Beanstalk’s cumulative governance was primarily its undoing. In April, a hacker borrowed a staggering $1 billion of crypto from another DeFi project, Aave. That transaction was a flash loan.
By description, a flash loan is a lightning-fast procedure where a crypto user borrows funds without needing to post any collateral. The user then makes a trade and instantly pays back the loan, keeping all profits generated from the series of concurrent exchanges.
The code that Mr. Weintraub and his colleagues had designed lacked a mechanism for stopping anyone from using a flash loan to take over the platform. Hence, the attacker used the $1 billion to acquire a massive stake in the Beanstalk DAO, entirely controlling the software’s governance. The hacker later transferred everyone’s funds – up to $200 million – out of the Beanstalk system.

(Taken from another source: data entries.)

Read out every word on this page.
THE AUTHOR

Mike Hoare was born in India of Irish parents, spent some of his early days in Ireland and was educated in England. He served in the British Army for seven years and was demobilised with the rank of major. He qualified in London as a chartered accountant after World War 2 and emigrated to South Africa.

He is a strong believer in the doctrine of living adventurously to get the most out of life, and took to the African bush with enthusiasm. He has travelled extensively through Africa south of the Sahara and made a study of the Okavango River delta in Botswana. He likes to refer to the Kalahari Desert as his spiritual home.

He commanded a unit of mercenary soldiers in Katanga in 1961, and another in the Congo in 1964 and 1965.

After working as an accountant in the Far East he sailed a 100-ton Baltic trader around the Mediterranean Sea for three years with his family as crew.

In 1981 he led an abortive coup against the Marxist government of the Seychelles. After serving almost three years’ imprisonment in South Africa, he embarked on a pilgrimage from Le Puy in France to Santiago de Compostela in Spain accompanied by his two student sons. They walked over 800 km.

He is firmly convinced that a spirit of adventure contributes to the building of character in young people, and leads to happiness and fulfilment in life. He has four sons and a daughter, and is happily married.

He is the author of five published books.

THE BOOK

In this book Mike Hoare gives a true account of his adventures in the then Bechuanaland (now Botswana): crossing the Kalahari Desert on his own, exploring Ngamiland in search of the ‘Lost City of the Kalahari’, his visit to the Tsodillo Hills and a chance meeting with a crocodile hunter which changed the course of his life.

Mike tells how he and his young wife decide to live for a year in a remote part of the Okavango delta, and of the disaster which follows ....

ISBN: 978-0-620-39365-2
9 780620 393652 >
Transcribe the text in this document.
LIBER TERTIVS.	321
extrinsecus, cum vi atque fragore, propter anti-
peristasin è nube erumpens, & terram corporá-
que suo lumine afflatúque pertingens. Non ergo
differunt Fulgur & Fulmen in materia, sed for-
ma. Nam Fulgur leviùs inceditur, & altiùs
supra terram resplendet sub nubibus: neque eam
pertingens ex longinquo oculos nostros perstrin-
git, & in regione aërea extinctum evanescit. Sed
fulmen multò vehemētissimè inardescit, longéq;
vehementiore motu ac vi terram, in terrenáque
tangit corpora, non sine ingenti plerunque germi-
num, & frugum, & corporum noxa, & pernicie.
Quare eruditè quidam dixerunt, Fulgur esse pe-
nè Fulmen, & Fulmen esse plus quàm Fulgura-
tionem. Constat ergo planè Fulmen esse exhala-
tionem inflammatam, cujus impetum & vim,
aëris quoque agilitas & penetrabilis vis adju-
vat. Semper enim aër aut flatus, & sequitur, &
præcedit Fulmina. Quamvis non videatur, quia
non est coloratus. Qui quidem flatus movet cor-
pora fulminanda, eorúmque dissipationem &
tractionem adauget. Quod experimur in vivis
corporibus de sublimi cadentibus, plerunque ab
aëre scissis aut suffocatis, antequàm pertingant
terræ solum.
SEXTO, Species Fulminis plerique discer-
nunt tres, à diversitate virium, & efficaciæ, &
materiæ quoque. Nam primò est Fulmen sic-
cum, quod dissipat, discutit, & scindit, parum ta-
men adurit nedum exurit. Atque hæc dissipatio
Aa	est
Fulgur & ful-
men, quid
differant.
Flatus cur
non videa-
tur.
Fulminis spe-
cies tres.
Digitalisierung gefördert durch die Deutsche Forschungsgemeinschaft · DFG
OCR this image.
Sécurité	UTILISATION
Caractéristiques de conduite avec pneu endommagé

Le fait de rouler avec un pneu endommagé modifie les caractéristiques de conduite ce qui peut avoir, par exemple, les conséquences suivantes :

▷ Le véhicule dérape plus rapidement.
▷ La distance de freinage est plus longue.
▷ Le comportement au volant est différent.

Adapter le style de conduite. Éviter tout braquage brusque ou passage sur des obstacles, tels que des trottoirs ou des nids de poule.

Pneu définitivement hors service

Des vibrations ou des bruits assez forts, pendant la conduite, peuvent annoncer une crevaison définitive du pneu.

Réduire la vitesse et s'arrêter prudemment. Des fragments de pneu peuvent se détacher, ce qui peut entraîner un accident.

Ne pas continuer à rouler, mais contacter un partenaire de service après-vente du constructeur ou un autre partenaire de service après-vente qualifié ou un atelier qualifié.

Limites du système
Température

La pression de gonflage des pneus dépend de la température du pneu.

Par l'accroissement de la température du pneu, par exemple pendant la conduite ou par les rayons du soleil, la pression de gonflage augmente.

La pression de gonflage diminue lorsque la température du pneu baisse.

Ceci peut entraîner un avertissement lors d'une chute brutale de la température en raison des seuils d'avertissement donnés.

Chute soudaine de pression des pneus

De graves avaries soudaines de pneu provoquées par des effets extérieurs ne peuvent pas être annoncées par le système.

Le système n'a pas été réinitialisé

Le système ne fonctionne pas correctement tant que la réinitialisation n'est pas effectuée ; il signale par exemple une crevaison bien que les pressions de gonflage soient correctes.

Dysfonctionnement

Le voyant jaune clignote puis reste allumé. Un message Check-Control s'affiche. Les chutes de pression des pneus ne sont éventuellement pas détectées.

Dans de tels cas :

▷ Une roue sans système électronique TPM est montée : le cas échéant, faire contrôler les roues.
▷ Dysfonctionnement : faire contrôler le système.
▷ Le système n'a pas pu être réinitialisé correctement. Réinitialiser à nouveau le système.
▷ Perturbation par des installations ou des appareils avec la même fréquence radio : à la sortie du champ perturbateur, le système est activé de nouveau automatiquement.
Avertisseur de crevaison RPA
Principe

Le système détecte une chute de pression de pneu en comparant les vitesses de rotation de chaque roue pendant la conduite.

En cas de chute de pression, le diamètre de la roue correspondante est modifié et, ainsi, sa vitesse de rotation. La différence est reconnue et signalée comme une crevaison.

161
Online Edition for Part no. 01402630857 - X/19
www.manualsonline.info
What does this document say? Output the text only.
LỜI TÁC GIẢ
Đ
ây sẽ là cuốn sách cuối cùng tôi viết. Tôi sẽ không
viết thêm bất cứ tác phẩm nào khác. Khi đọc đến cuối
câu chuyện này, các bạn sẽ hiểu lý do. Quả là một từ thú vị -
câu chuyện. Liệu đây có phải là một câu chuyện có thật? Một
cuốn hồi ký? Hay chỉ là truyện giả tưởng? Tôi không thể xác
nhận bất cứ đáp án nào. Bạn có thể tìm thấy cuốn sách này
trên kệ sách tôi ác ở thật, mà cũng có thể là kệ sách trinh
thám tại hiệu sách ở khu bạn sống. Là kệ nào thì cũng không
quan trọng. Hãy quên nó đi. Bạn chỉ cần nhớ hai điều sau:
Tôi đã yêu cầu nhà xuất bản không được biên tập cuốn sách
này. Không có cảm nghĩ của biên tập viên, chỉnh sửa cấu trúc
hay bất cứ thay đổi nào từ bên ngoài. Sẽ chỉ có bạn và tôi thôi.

Panic ensued with one Beanstalk user declaring on YouTube:
“I lost $1 million today. It happened through beans.”
Some of the users suspect that Mr. Weintraub and his colleagues were behind this attack – a classic ‘rug pull’ where developers flee with investors’ money. Mr. Weintraub said:
“The pitchforks were out. It felt like death.”
Eventually, he decided to continue the project. They reported that theft to the FBI and held lengthy calls with Beanstalk investors and enthusiasts to find the way forward. Weintraub and his colleagues revealed their identities for the first time in an April 2022 post on the chat forum Discord. That was a risky move since they became vulnerable to lawsuits from users and regulatory scrutiny.
In the last several months, the Beanstalk DAO has strived to restart the project, recruiting blockchain analysis companies to assist in tracking down the lost funds. The team also hired the Halborn security firm that is now reviewing the code to get rid of all vulnerabilities. Beanstalk officially reopened in August.
These comeback efforts are mostly common in crypto. Mr. Weintraub commented:
“We’ve always been so transparent with the community that this is an experiment. We’re all figuring this out together.”
The stolen funds are still missing as of September 2022.